There are various studies floating around which go into great detail on how to form a habit. A habit is an acquired behavior pattern regularly followed until it has become almost involuntary. In order to form a habit one must first set a conditioning period. Scott Young suggests a period of 30 days. If it’s too short or long you’ll fail. On average he suggests that it takes around 60 days to turn something into a habit.
During the 30 day conditioning period the goal is fairly straight forward- turn the behavior into a habit. In order to do so he explains that you must do it every.single.day. You heard me right. The reason most people fail is because they don’t do it enough during the conditioning period thus the behavior never turns into a habit.

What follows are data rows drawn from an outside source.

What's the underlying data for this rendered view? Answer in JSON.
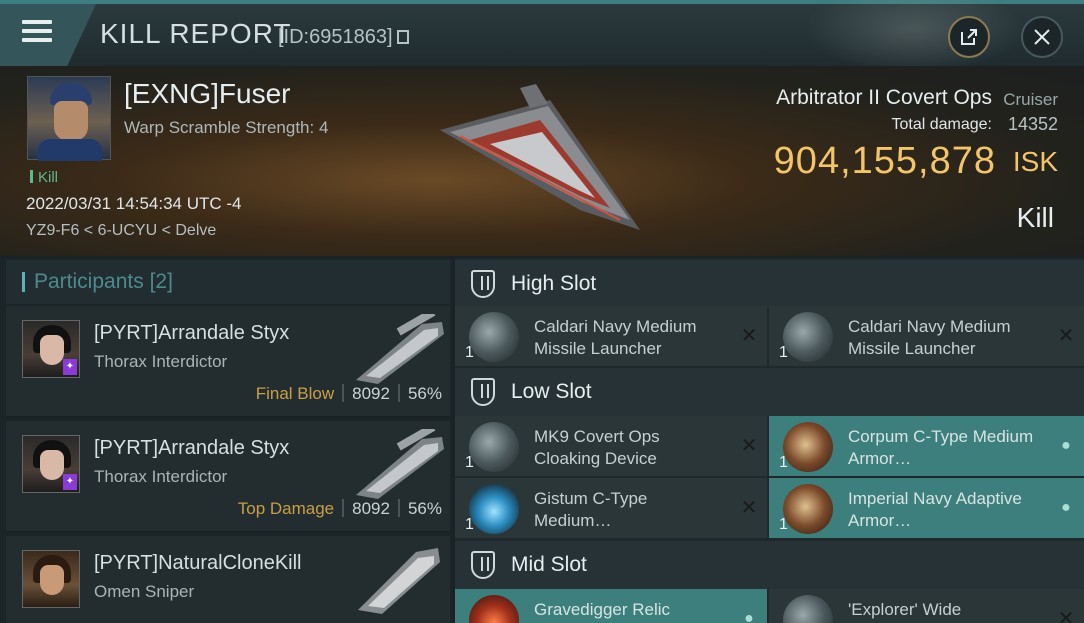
{
  "window": {
    "title": "KILL REPORT",
    "id_text": "[ID:6951863]",
    "menu_icon": "hamburger-icon",
    "external_icon": "external-link-icon",
    "close_icon": "close-icon"
  },
  "victim": {
    "name": "[EXNG]Fuser",
    "subtitle": "Warp Scramble Strength: 4",
    "tag": "Kill",
    "datetime": "2022/03/31 14:54:34 UTC -4",
    "location": "YZ9-F6 < 6-UCYU < Delve",
    "ship_name": "Arbitrator II Covert Ops",
    "ship_class": "Cruiser",
    "total_damage_label": "Total damage:",
    "total_damage": "14352",
    "isk_value": "904,155,878",
    "isk_unit": "ISK",
    "outcome": "Kill"
  },
  "participants": {
    "label": "Participants",
    "count": "[2]",
    "rows": [
      {
        "name": "[PYRT]Arrandale Styx",
        "ship": "Thorax Interdictor",
        "role": "Final Blow",
        "damage": "8092",
        "percent": "56%"
      },
      {
        "name": "[PYRT]Arrandale Styx",
        "ship": "Thorax Interdictor",
        "role": "Top Damage",
        "damage": "8092",
        "percent": "56%"
      },
      {
        "name": "[PYRT]NaturalCloneKill",
        "ship": "Omen Sniper",
        "role": "",
        "damage": "",
        "percent": ""
      }
    ]
  },
  "fittings": {
    "high_slot": {
      "label": "High Slot",
      "items": [
        {
          "qty": "1",
          "name": "Caldari Navy Medium Missile Launcher",
          "status": "destroyed"
        },
        {
          "qty": "1",
          "name": "Caldari Navy Medium Missile Launcher",
          "status": "destroyed"
        }
      ]
    },
    "low_slot": {
      "label": "Low Slot",
      "items": [
        {
          "qty": "1",
          "name": "MK9 Covert Ops Cloaking Device",
          "status": "destroyed"
        },
        {
          "qty": "1",
          "name": "Corpum C-Type Medium Armor…",
          "status": "dropped"
        },
        {
          "qty": "1",
          "name": "Gistum C-Type Medium…",
          "status": "destroyed"
        },
        {
          "qty": "1",
          "name": "Imperial Navy Adaptive Armor…",
          "status": "dropped"
        }
      ]
    },
    "mid_slot": {
      "label": "Mid Slot",
      "items": [
        {
          "qty": "",
          "name": "Gravedigger Relic",
          "status": "dropped"
        },
        {
          "qty": "",
          "name": "'Explorer' Wide",
          "status": "destroyed"
        }
      ]
    }
  },
  "colors": {
    "accent": "#3e7d80",
    "isk": "#f2c56a",
    "role": "#c89f48",
    "dropped": "#3c7f7d"
  }
}
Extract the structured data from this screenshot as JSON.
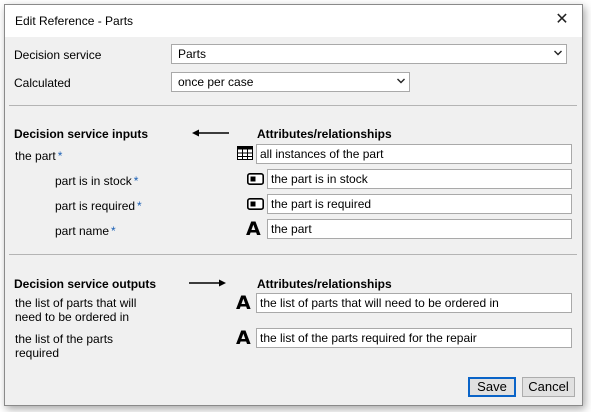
{
  "window": {
    "title": "Edit Reference - Parts",
    "close_glyph": "✕"
  },
  "form": {
    "decision_service_label": "Decision service",
    "decision_service_value": "Parts",
    "calculated_label": "Calculated",
    "calculated_value": "once per case"
  },
  "inputs": {
    "header": "Decision service inputs",
    "attr_header": "Attributes/relationships",
    "rows": [
      {
        "label": "the part",
        "value": "all instances of the part",
        "icon": "table-icon"
      },
      {
        "label": "part is in stock",
        "value": "the part is in stock",
        "icon": "boolean-icon"
      },
      {
        "label": "part is required",
        "value": "the part is required",
        "icon": "boolean-icon"
      },
      {
        "label": "part name",
        "value": "the part",
        "icon": "text-icon"
      }
    ]
  },
  "outputs": {
    "header": "Decision service outputs",
    "attr_header": "Attributes/relationships",
    "rows": [
      {
        "label": "the list of parts that will need to be ordered in",
        "value": "the list of parts that will need to be ordered in",
        "icon": "text-icon"
      },
      {
        "label": "the list of the parts required",
        "value": "the list of the parts required for the repair",
        "icon": "text-icon"
      }
    ]
  },
  "glyphs": {
    "required": "*",
    "text_icon": "A"
  },
  "buttons": {
    "save": "Save",
    "cancel": "Cancel"
  },
  "colors": {
    "required_marker": "#1a5fb4",
    "default_button_border": "#0a64c8"
  }
}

Take me for example. My current goal is to run, approximately three times a week. If I start out doing just that I will most likely never reach said goal. Starting today I am putting myself into a conditioning period for Young’s recommended 30 days, and as a result will run every day. Once exercising regularly (running in my case) becomes routine for me and I no longer need willpower to do so, I can reduce the number of days to my objective, 3 days a week. Until I am able to run everyday successfully, for about a month or more, I can’t drop the number of times I go running-or else I fall short of my goal. Get the idea?
Young seems to know what he’s talking about and because I have nothing to loose I’m stepping out on faith and will test his theory. In 30 days (hopefully) I will be a lean, mean, running machine. If not, I’ll try something else. In either case, I will work out regularly-one way or another.
Let the journey to greater health begin……now.